Let's clear something up right away:
Most of these adjectives were created as marketing terms, so they DO NOT have a standardized way of defining them or even ensuring that the label is accurate between the brands. The brands are allowed to determine this by themselves. Most of the more reputable brands are very good at adhering to their own processing standards, but in all cases, it is important to realize that there is no one agreed upon definition for these things, nor is there an independent body who verifies that these claims are, in fact, true. This accounts for almost all of the discrepancies between one brand's definition of these terms and another.
So what does "virgin" mean?
In spite of pie-in-the-sky claims you may hear on eBay or at your local BSS, virgin only reliably means one thing: the hair hasn't been color treated or permed. THAT'S IT.
Here's the scoop: ALL human hair - even "virgin" human hair - has to be processed.
That shouldn't be too much of a revelation, actually, since that hair is no longer attached to the person who grew it.
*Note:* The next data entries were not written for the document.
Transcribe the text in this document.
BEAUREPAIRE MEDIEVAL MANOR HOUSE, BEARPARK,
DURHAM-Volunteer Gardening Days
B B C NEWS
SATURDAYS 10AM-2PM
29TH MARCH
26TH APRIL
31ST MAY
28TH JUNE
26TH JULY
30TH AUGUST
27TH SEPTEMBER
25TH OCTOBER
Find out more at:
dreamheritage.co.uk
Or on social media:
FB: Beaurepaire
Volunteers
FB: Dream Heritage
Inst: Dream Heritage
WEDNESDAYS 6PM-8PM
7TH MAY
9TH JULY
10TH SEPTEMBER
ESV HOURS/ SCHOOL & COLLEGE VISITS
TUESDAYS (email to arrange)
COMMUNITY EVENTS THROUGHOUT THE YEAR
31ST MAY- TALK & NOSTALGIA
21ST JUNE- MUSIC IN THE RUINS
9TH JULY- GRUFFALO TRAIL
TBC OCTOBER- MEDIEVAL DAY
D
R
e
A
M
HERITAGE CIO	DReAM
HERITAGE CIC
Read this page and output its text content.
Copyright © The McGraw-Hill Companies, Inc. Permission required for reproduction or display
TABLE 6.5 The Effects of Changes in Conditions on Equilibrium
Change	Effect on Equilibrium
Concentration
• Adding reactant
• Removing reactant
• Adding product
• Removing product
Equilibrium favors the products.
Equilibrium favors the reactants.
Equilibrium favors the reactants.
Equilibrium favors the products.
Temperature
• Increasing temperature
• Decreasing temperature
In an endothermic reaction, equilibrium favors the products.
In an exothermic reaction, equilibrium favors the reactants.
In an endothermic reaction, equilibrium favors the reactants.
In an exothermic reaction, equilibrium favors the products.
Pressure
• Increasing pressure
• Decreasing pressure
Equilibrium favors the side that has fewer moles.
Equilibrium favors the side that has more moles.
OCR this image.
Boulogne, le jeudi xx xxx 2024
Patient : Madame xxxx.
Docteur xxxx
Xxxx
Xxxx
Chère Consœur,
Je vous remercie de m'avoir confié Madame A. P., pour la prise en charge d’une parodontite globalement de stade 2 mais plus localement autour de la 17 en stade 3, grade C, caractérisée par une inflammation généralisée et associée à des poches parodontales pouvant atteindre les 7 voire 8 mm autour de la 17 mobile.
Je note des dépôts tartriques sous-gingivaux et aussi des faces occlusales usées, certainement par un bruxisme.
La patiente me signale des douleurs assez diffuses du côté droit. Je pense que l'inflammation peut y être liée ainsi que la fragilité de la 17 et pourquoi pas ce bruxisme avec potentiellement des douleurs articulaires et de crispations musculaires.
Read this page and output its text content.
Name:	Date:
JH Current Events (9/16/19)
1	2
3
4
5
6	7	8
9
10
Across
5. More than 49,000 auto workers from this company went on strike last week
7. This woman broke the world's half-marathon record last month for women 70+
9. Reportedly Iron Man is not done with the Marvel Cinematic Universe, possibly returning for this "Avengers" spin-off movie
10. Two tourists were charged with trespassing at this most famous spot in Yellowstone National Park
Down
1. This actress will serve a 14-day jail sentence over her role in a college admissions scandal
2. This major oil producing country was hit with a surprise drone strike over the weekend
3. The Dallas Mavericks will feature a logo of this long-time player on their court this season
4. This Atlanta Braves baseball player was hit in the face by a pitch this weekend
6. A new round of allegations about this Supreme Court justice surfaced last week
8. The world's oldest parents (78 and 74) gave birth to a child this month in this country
Cutting it off the person who grew it = processing
Treating it for hygiene concerns (such as de-lousing it, because remember that much of it is coming from poor countries) = processing
Sewing it into wefts to be added to a wig = processing
Sewing each individual strand into a hand-tied cap = processing
Cutting and styling that hair once it's on a wig = yep, this is still technically a form of processing!
How is virgin human hair different from Remy (Remi) hair?
Most Remy hair is color treated, for starters. There's more to it, though. Remy hair is hair where all of the cuticles are present in some capacity and run in the same direction from root to tip to prevent tangling. Remy hair can be virgin, and virgin hair can also be Remy. Just because you see one of those terms present, though, does not automatically imply that both are true. They are NOT synonymous, but they also aren't mutually exclusive.